00:29Ils sont toujours entre deux choses, au moins, ils vacillent.
00:32Là non plus, elle ne parle pas d'elle, mais on ne voit qu'elle, et on entend sa voix.
00:37Dans la manière qu'a son personnage de tituper dans le bus, par exemple, pour garder l'équilibre.
00:42La chose la plus difficile à réussir, quand on fait un livre, c'est être là,
00:47soit, sur la page.
00:50Ça paraît simple, mais c'est ce qu'il y a de plus difficile,
00:53et sans quoi il n'y a pas de littérature.
00:56Dans « Vie imparfaite », ce n'est pas elle, Véronique Ovaldé, qui parle.
01:01Ce n'est pas son histoire.
01:03Et pourtant, c'est elle qu'on entend, et qu'on voit, à toutes les pages.
01:07Le profil des personnages est assez général, un peu vague,
01:12comme s'il fallait garder un mystère à celle ou à celui qu'on croise,
01:16à la fois par devoir et par discrétion.
01:19On l'aperçoit, on l'entend, on en a une impression,
01:22on reconnaît une ou deux idées, des gestes, une attitude, une forme d'esprit,
01:28exactement comme dans la vie.
01:31Le personnage n'est jamais épinglé sur la page comme un papillon.

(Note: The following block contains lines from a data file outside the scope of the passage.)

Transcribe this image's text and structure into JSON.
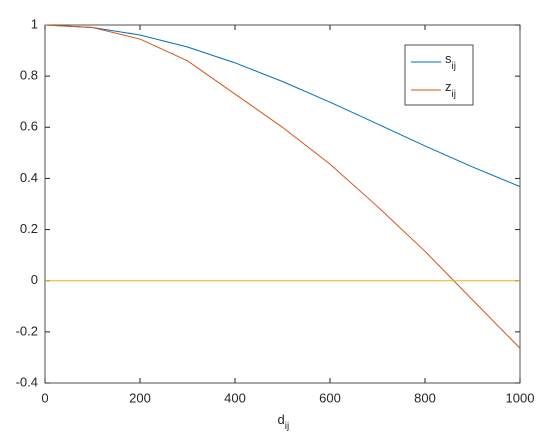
{
  "chart_data": {
    "type": "line",
    "x_label": {
      "text": "d",
      "sub": "ij"
    },
    "x": [
      0,
      100,
      200,
      300,
      400,
      500,
      600,
      700,
      800,
      900,
      1000
    ],
    "series": [
      {
        "name": "s",
        "name_sub": "ij",
        "color": "#0072bd",
        "values": [
          1,
          0.99,
          0.961,
          0.914,
          0.852,
          0.779,
          0.698,
          0.613,
          0.527,
          0.445,
          0.368
        ]
      },
      {
        "name": "z",
        "name_sub": "ij",
        "color": "#d95319",
        "values": [
          1,
          0.99,
          0.945,
          0.86,
          0.73,
          0.6,
          0.456,
          0.29,
          0.115,
          -0.075,
          -0.264
        ]
      },
      {
        "color": "#edb120",
        "values": [
          0,
          0,
          0,
          0,
          0,
          0,
          0,
          0,
          0,
          0,
          0
        ]
      }
    ],
    "xlim": [
      0,
      1000
    ],
    "xticks": [
      0,
      200,
      400,
      600,
      800,
      1000
    ],
    "ylim": [
      -0.4,
      1
    ],
    "yticks": [
      -0.4,
      -0.2,
      0,
      0.2,
      0.4,
      0.6,
      0.8,
      1
    ],
    "grid": false,
    "legend": "upper-right"
  }
}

01:35Il reste libre, il peut se transformer dans la nouvelle suivante,
01:39prendre une autre place, à une autre distance, jouer un autre rôle.
01:44Elle les comprend tous.
01:46Il y a beaucoup de filles, par leur sexe biologique ou leur place dans la famille,
01:51il y a celle qui s'appelle Marguerite et décide de s'appeler Bob tout d'un coup,
01:55comme ça arrive dans la vie.
01:58Eva, la mère, qui s'adapte.
02:00Le langage du livre est un peu suranné, ou surécrit,
02:04comme pour indiquer la peine que prennent les gens pour dire ou penser quelque chose,
02:09la distance qui est la leur, le petit pas de côté, le doute,
02:13la liberté qu'a chacun d'être soit ce qu'on en dit, ce qu'on en voit, ou pas tout à fait,
02:19les gens étant libres d'être quelque chose qu'on ne sait pas.
02:23Dans l'écriture se rejoignent des codes littéraires du passé et ceux de la vie moderne,
02:29pour bien garantir, là encore, qu'on est loin du langage de tous les jours,
02:36de celui de la vie quotidienne, du réel, et qu'il ne faudrait pas confondre.
02:41Ce n'est pas comme ça qu'on parle, ce n'est pas elle, ce n'est pas maintenant, ce n'est pas nous.
02:48Et pourtant, on les voit tous.
02:51Les personnages, on les connaît, on les voit tous les jours.
02:55Celui qui vacille dans le bus, on le voit presque se tenir à un poteau.
02:59On les voit tous, tels qu'ils sont et ne sont pas.
03:03Aucun ne parle politique, bien sûr.
03:05Pas leur style, c'est pas le genre à imposer leurs idées.
03:09Ils s'abstiennent, ils se réservent, ils ne parlent jamais d'eux.